Seguramente, el encuentro bilateral previsto para el próximo día 20, será una buena forma de tomar la temperatura a la voluntad real del PP. Sabremos entonces si sus declaraciones reiteradas de iniciar un nuevo tiempo de colaboración y acuerdo son auténticas u obedecen a pura cortesía retórica. La cortesía, las buenas palabras, los deseos de cambio a mejor siempre están bien. Pero están mucho mejor los hechos, las decisiones, los compromisos firmes y constatables.
El PNV ha reconocido la existencia de conversaciones con el PP. Conversaciones que no negociaciones. El matiz es relevante, aunque la cabecera de “Vocento” no halle distingos. Lo mismo ocurre con Pello Urizar, de EH Bildu, que se ha manifestado contrariado “porque el PNV apuesta por España y el PP”. Despreocúpense unos y otros, que el PNV tiene muy claro qué hace y con quien se compromete.

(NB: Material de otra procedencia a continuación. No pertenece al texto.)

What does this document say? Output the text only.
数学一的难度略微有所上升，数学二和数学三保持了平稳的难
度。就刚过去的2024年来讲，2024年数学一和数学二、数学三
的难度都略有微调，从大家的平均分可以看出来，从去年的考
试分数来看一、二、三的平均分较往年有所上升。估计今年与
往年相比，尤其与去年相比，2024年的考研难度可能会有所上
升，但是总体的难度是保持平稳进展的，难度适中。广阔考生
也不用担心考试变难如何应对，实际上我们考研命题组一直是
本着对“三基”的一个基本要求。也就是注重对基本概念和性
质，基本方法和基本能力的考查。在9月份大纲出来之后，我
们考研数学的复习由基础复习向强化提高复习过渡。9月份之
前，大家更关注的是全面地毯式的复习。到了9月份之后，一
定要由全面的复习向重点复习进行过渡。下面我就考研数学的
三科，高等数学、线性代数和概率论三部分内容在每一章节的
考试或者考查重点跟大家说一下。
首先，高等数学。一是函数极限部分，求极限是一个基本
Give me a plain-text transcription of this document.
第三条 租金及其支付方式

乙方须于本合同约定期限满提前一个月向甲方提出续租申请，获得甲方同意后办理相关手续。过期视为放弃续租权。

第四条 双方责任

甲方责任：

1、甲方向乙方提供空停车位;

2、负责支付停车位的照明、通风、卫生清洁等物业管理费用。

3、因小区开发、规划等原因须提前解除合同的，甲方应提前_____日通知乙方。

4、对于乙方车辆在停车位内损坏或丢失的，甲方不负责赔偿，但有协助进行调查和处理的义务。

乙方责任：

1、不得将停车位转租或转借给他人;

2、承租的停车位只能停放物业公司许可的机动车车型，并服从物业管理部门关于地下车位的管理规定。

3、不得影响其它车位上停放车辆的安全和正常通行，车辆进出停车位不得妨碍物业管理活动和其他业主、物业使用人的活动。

Los gestos de distensión que hemos visto estos días parecen allanar el camino a un diálogo constructivo y fructífero entre instituciones y partidos políticos. Un camino que jamás debió perderse. Sin embargo la trayectoria pasada, las medidas centralizadoras ya adoptadas, han dejan unos efectos muy perniciosos para el autogobierno vasco. Unos efectos que deberán ser amortiguados, cuando no eliminados. La Ertzaintza, la reposición material de recursos humanos en la función pública, el Concierto, el Cupo, los compromisos incumplidos en infraestructuras, el acuerdo en el final ordenado de la violencia, el respeto al ámbito competencial y el traspaso de las competencias pendientes…son parte del “debe” de estos años pasados de conflicto y recurso permanente. Es lo que tiene la incomunicación continuada, que su ejercicio despótico solo sirve para que los problemas crezcan y se acumulen.
Rajoy debe asumir en primera persona la recuperación de la senda perdida de la colaboración y el acuerdo. Si pretende estabilidad, más allá de acuerdos puntuales, deberá asumir lo que hasta ahora ha negado, la existencia de una agenda vasca que aguarda a ser abordada sin dilación. No se trata de buscar contrapartidas a cinco votos favorables. Es mucho más. Es encauzar una relación de confianza que nos permita una convivencia de respeto y colaboración desde la diferencia. Pasar de la palabra a los hechos. Y dejar la ley de Murphy para Carlos Urquijo.